As mensurações de referência e descrição de doenças nas glândulas adrenais são bem exploradas em espécies como cães e gatos (Barthez et al. 1998, Watson & Herrtage 1998, Gould et al. 2001, Mogicato et al. 2011) e até mesmo em ferrets (Barthez et al. 1998, Besso et al. 2000). Todavia, poucos estudos ultrassonográficos descrevem-se as mensurações de referência das glândulas adrenais em primatas não humanos (Wagner & Kirberger 2005, Amory et al. 2013). Assim como nota-se a falta de dados dos padrões de normalidade, verificam-se também poucas descrições sobre distúrbios das glândulas adrenais em primatas não humanos, apesar disso foram já detectados processos neoplásicos e hiperplasias, associadas ou não a sinais clínicos de hiperadrenocorticismo em algumas espécies (Cianciolo et al. 2007, Brown et al. 2009, David et al. 2009, Guardado-Mendoza et al. 2009, Jurczynskit et al. 2012).

Portanto, considerando a escassa literatura, questiona-se se as doenças nas glândulas adrenais em primatas não humanos são incomuns ou subdiagnosticadas, havendo a hipótese desse fato ser determinado pela falta de parâmetros.

Objetivou-se neste estudo descrever as características ultrassonográficas das glândulas adrenais para três espécies de primatas não humanos mantidas em cativeiro: Saimiri sciureus (mico-de-cheiro), Aotus azarae infulatus (macaco-da-noite) e Alouatta guariba clamitans (bugio-ruivo).

MATERIAL E MÉTODOS

Foram realizados exames ultrassonográficos abdominais em machos e fêmeas de três espécies de primatas não humanos neotropicais: Saimiri sciureus (mico-de-cheiro), Aotus azarae infulatus (macaco-da-noite) e Alouatta guariba clamitans (bugio-ruivo). Todos os animais avaliados eram provenientes de cativeiros, inteiros, sexualmente maduros e estavam em idade adulta. Informações sobre idade, peso e perímetro abdominal foram registradas para cada espécie (Quadro 1). A medida do perímetro abdominal foi realizada na altura da cicatriz umbilical, por meio de uma fita métrica.

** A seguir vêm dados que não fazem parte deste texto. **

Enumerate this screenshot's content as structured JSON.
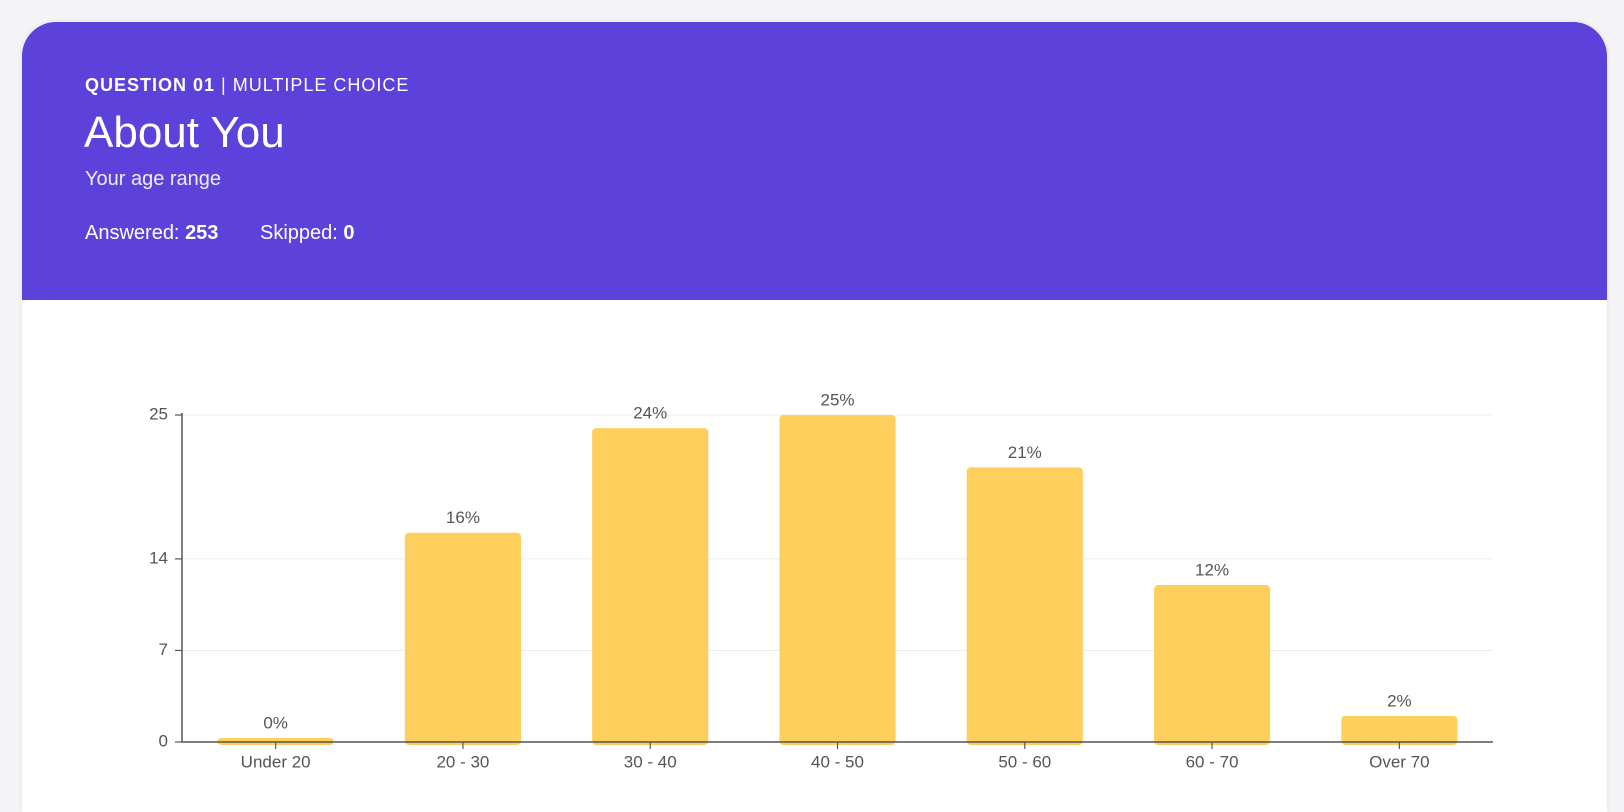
{
  "header": {
    "question": "QUESTION 01",
    "kind": "MULTIPLE CHOICE",
    "title": "About You",
    "subtitle": "Your age range",
    "answered_label": "Answered:",
    "answered": "253",
    "skipped_label": "Skipped:",
    "skipped": "0"
  },
  "chart_data": {
    "type": "bar",
    "categories": [
      "Under 20",
      "20 - 30",
      "30 - 40",
      "40 - 50",
      "50 - 60",
      "60 - 70",
      "Over 70"
    ],
    "values": [
      0,
      16,
      24,
      25,
      21,
      12,
      2
    ],
    "value_labels": [
      "0%",
      "16%",
      "24%",
      "25%",
      "21%",
      "12%",
      "2%"
    ],
    "color": "#fecf5c",
    "ylim": [
      0,
      25
    ],
    "yticks": [
      0,
      7,
      14,
      25
    ],
    "grid": true
  }
}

As avaliações clínicas, exames de sangue tais como hemograma, perfil bioquímico hepático (ALT - alanina transaminase, AST - aspartato transaminase, FA - fosfatase alcalina e GGT - gama glutamil transpeptidase), perfil bioquímico renal (creatinina e ureia), proteína total e número de plaquetas foram avaliados juntamente com o histórico clínico, objetivando avaliar a higidez dos animais.

Utilizou-se para os exames ultrassonográficos o equipamento da marca ESAOTE, Genova, Itália, modelo MyLab 30 Vet Gold, de modo bidimensional, com transdutor linear (LA435) de 10 MHz. Gel acústico foi utilizado para formação das imagens.

O estudo foi dividido em duas partes distintas:

Parte 1

A primeira parte da coleta de dados foi realizada no Centro Nacional de Primatas (Cenp), localizado na rodovia BR-316, 7 km, na cidade de Ananindeua, região metropolitana de Belém, estado do Pará. Foi criado a partir da Portaria do Ministério da Saúde nº Bsb-115 de 15 de março de 1978. É uma instituição federal subordinada ao Ministério da Saúde, fazendo parte da Secretaria de Vigilância em Saúde (SVS).

Foram submetidos a exames ultrassonográficos 24 animais da espécie Saimiri sciureus (mico-de-cheiro), 11 fêmeas e 13 machos, com idade entre três e 13 anos e 24 animais da espécie Aotus azarae infulatus (macaco-da-noite), divididos entre 12 fêmeas e 12 machos, com idade entre quatro e 12 anos (Quadro 1). Tais animais são mantidos em cativeiro como modelos experimentais para diversas pesquisas, principalmente com febre amarela e malária.

Os exemplares de Saimiri sciureus habitam um galpão destinado às espécies poligâmicas, com 24 recintos de 2,30 x 3,85 x 2,55 metros (largura x comprimento x altura), o qual possui quatro poleiros transversais e plataforma de ripas de madeira, conjugadas em duas partes, possuindo uma portinhola central que dá passagem aos animais. Tal disposição facilita o manejo e possibilita maior segurança aos tratadores. Cada conjunto de recinto duplo abriga um grupo reprodutivo de espécie poligâmica Saimiri sciureus, em média com um macho adulto e 10 fêmeas.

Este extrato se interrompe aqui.